正如红色阴影所示,GP先验在函数上的后验很好地表示了拟合以及由加性噪声引起的不确定性。由于学生-T噪声模型的离群值,结果也没有过拟合。

使用.conditional进行预测#

接下来,我们通过添加条件分布来扩展模型,以便我们可以在新的 \(x\) 位置进行预测。让我们看看外推到更高 \(x\) 的情况。为此,我们通过 conditional 分布扩展我们的 model。然后,我们可以使用 tracesample_posterior_predictive 函数从中进行采样。

这与Stan使用其generated quantities {...}块的方式类似。我们本可以在进行NUTS采样之前gp.conditional包含在模型中,但将这些步骤分开更为高效。

n_new = 200
X_new = np.linspace(-4, 14, n_new)[:, None]

with model:
    # add the GP conditional to the model, given the new X values
    f_pred = gp.conditional("f_pred", X_new, jitter=1e-4)

    # Sample from the GP conditional distribution
    idata.extend(pm.sample_posterior_predictive(idata, var_names=["f_pred"]))
Sampling: [f_pred]


fig = plt.figure(figsize=(10, 4))
ax = fig.gca()

f_pred = az.extract(idata.posterior_predictive, var_names="f_pred").transpose("sample", ...)
plot_gp_dist(ax, f_pred, X_new)

ax.plot(X, f_true, "dodgerblue", lw=3, label="True generating function 'f'")
ax.plot(X, y, "ok", ms=3, label="Observed data")

ax.set_xlabel("X")
ax.set_ylabel("True f(x)")
ax.set_title("Conditional distribution of f_*, given f")
plt.legend();
../../../_images/0f78c3e8cd2ff0669098bb6a522f4231ce3a80c1c2f0a31f36096fb001e1c1ee.png

示例 2:分类#

首先我们使用一个GP来生成一些符合伯努利分布的数据,其中\(p\),即出现1而不是0的概率,是\(x\)的函数。我重置了种子并添加了更多的假数据点,因为对于模型来说,在观测较少的情况下,区分0.5附近的变异可能会很困难。

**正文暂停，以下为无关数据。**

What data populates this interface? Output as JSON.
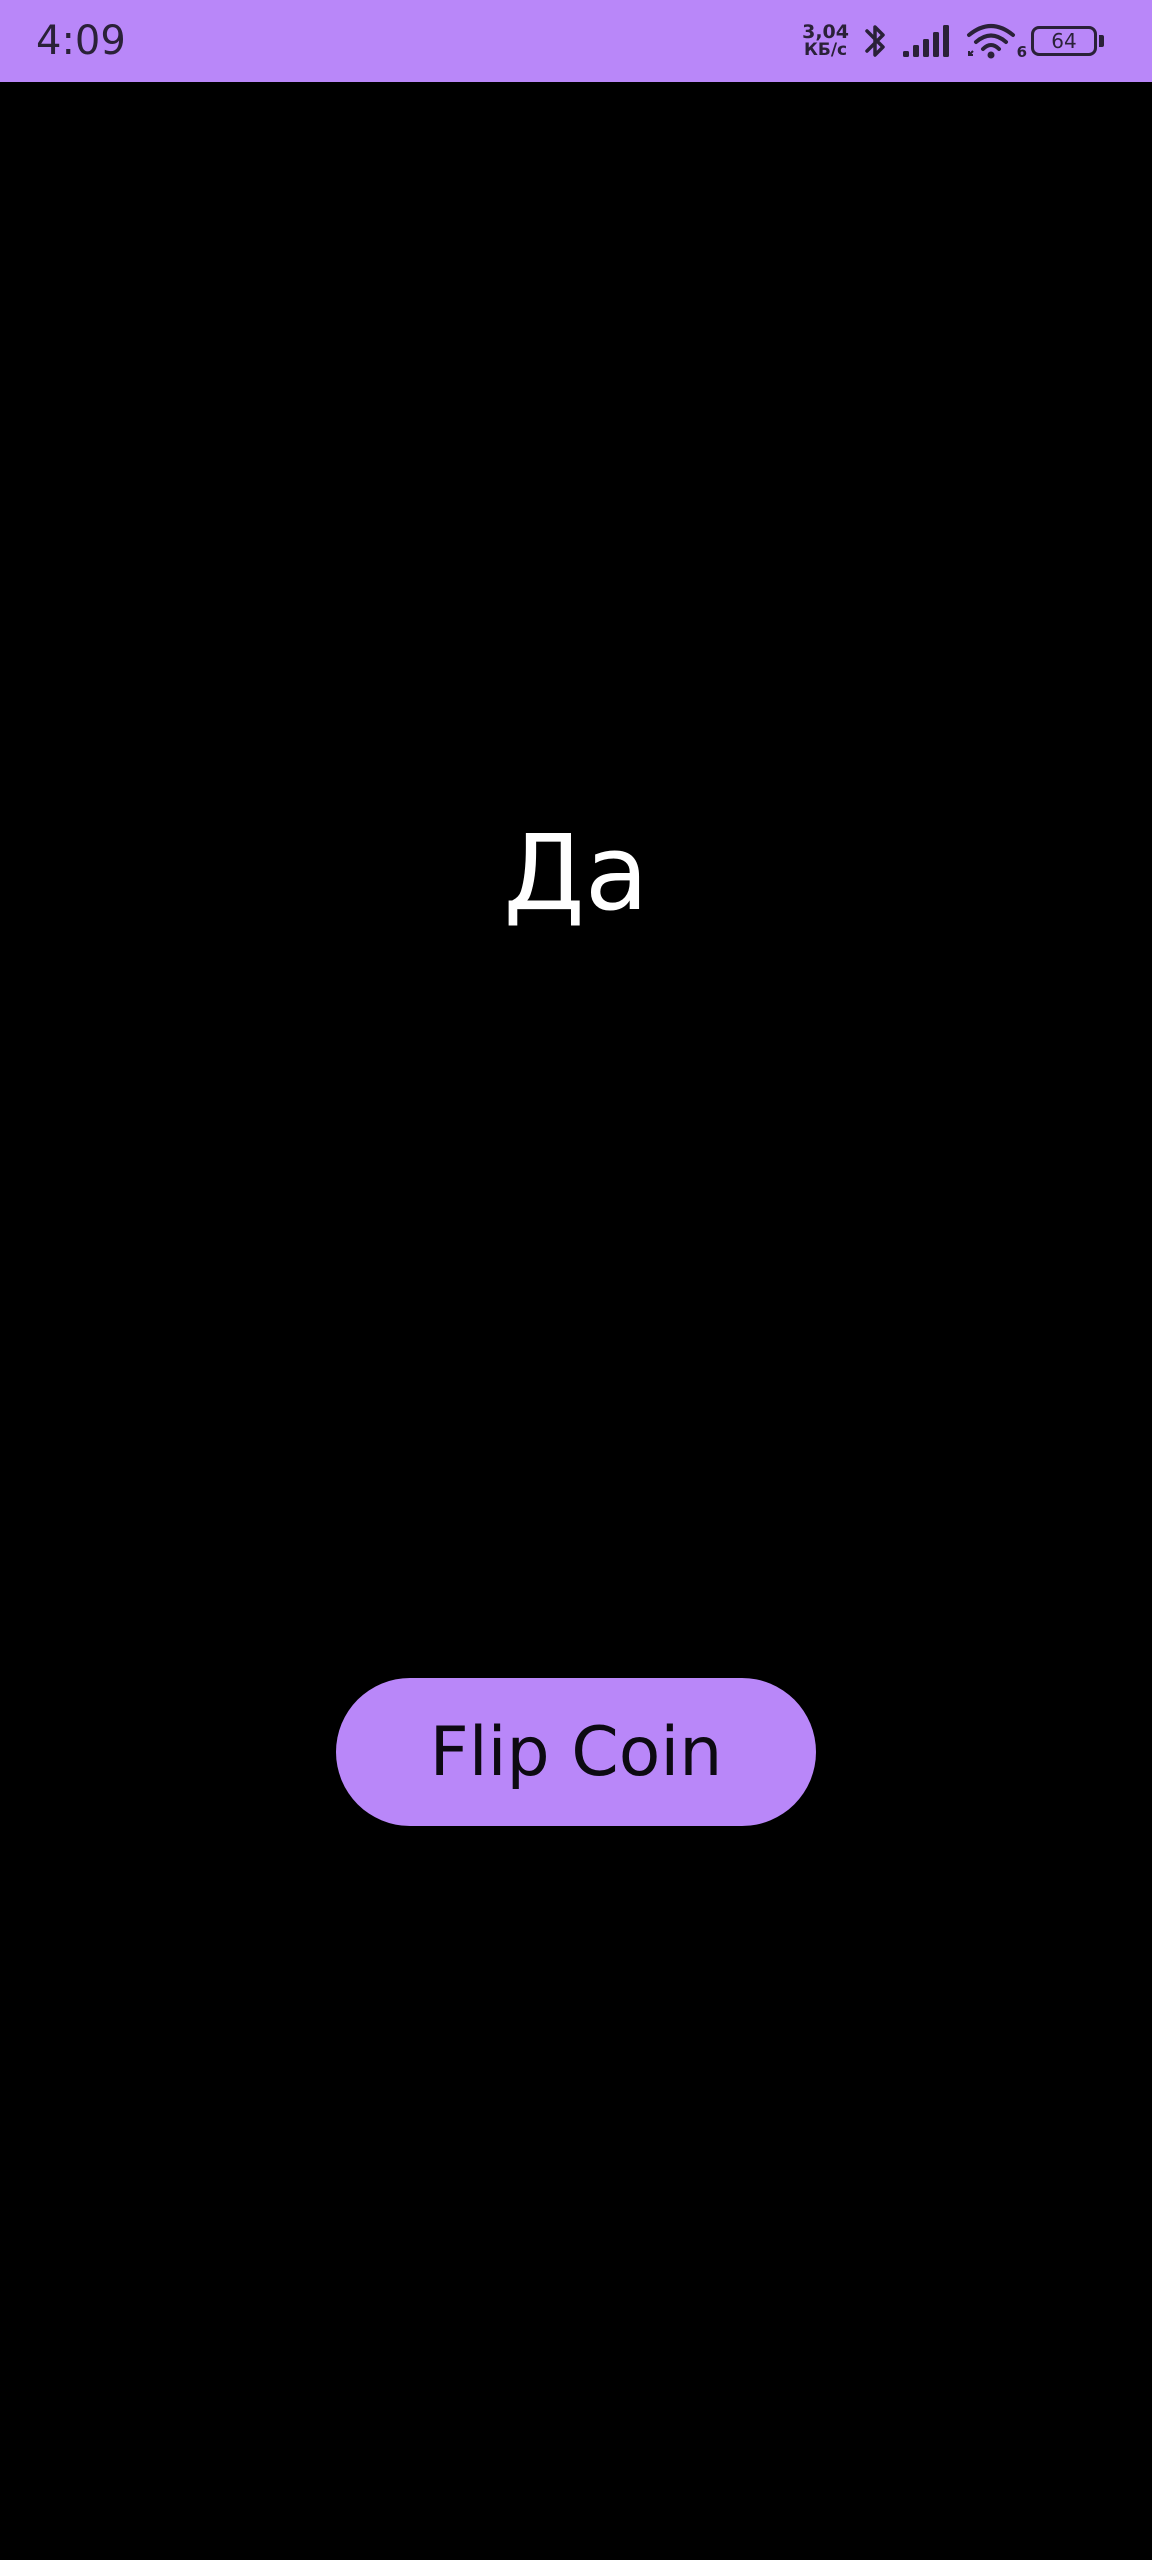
{
  "status_bar": {
    "time": "4:09",
    "net_speed_value": "3,04",
    "net_speed_unit": "КБ/с",
    "battery_level": "64",
    "wifi_label": "6",
    "bg_color": "#b987f9",
    "icons": [
      "bluetooth-icon",
      "signal-icon",
      "wifi-icon",
      "battery-icon"
    ]
  },
  "main": {
    "result_text": "Да",
    "flip_button_label": "Flip Coin",
    "button_color": "#b987f9",
    "background_color": "#000000"
  }
}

# reset the random seed for the new example
RANDOM_SEED = 8888
rng = np.random.default_rng(RANDOM_SEED)

# number of data points
n = 300

# x locations
x = np.linspace(0, 10, n)

# true covariance
ell_true = 0.5
eta_true = 1.0
cov_func = eta_true**2 * pm.gp.cov.ExpQuad(1, ell_true)
K = cov_func(x[:, None]).eval()

# zero mean function
mean = np.zeros(n)

# sample from the gp prior
f_true = pm.draw(pm.MvNormal.dist(mu=mean, cov=K), 1, random_seed=rng)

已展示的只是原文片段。